The CSP’s physical size (as small as 1.85×0.85mm up to 2.65×1.65mm) enables routing beneath the device for maximum density; QFN packaging further enhances thermal management, crucial for demanding applications.

Alternative or Substitute Models to TPS62321YZDT

For sourcing flexibility or alternative voltage requirements, consider the following related members of the TPS623xx family:

TPS62320 (adjustable output up to 5.4V, same efficiency and pinout)

TPS62300, TPS62301, TPS62302 (adjustable and fixed variants at different voltage outputs)

TPS62303, TPS62304, TPS62305, TPS62311, TPS62313, TPS62315 (other output voltage settings and features)

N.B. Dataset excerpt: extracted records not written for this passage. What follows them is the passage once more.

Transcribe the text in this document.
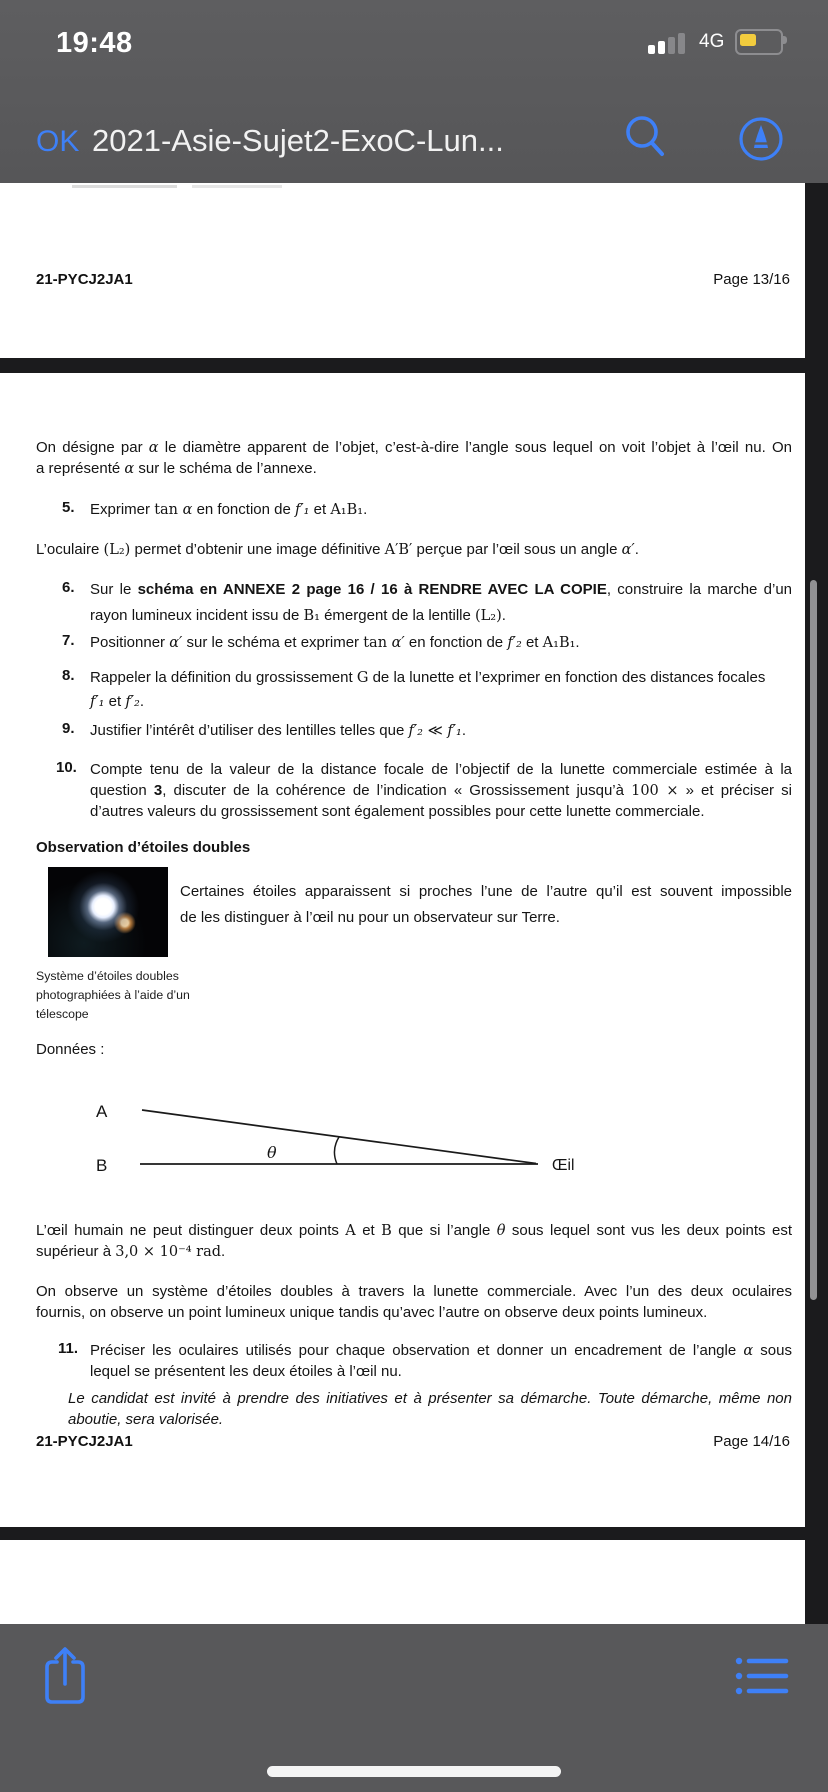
19:48	4G
OK 2021-Asie-Sujet2-ExoC-Lun...
21-PYCJ2JA1	Page 13/16
On désigne par α le diamètre apparent de l’objet, c’est-à-dire l’angle sous lequel on voit l’objet à l’œil nu. On
a représenté α sur le schéma de l’annexe.
5. Exprimer tan α en fonction de f′₁ et A₁B₁.
L’oculaire (L₂) permet d’obtenir une image définitive A′B′ perçue par l’œil sous un angle α′.
6. Sur le schéma en ANNEXE 2 page 16 / 16 à RENDRE AVEC LA COPIE, construire la marche d’un
rayon lumineux incident issu de B₁ émergent de la lentille (L₂).
7. Positionner α′ sur le schéma et exprimer tan α′ en fonction de f′₂ et A₁B₁.
8. Rappeler la définition du grossissement G de la lunette et l’exprimer en fonction des distances focales
f′₁ et f′₂.
9. Justifier l’intérêt d’utiliser des lentilles telles que f′₂ ≪ f′₁.
10. Compte tenu de la valeur de la distance focale de l’objectif de la lunette commerciale estimée à la
question 3, discuter de la cohérence de l’indication « Grossissement jusqu’à 100 × » et préciser si
d’autres valeurs du grossissement sont également possibles pour cette lunette commerciale.
Observation d’étoiles doubles
Certaines étoiles apparaissent si proches l’une de l’autre qu’il est souvent impossible
de les distinguer à l’œil nu pour un observateur sur Terre.
Système d’étoiles doubles
photographiées à l’aide d’un
télescope
Données :
A
B
θ
Œil
L’œil humain ne peut distinguer deux points A et B que si l’angle θ sous lequel sont vus les deux points est
supérieur à 3,0 × 10⁻⁴ rad.
On observe un système d’étoiles doubles à travers la lunette commerciale. Avec l’un des deux oculaires
fournis, on observe un point lumineux unique tandis qu’avec l’autre on observe deux points lumineux.
11. Préciser les oculaires utilisés pour chaque observation et donner un encadrement de l’angle α sous
lequel se présentent les deux étoiles à l’œil nu.
Le candidat est invité à prendre des initiatives et à présenter sa démarche. Toute démarche, même non
aboutie, sera valorisée.
21-PYCJ2JA1	Page 14/16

When cross-referencing replacements, verify output configuration (fixed vs. adjustable), current capability, package type, and presence or absence of enhanced features such as active discharge or sequencing.

Conclusion

The TPS62321YZDT sets a high standard for power delivery in portable electronic systems, combining high efficiency at light and heavy loads, superb transient response, compact packaging, and comprehensive protection features. Engineers can leverage its 3 MHz fixed-frequency design, low quiescent power consumption, and flexible PWM/PFM operation to maximize the performance and longevity of battery-powered devices. By considering its thermal and layout requirements, and evaluating potential family alternatives for voltage or feature changes, the TPS62321YZDT becomes a versatile building block for a new generation of high-density, energy-efficient electronic designs.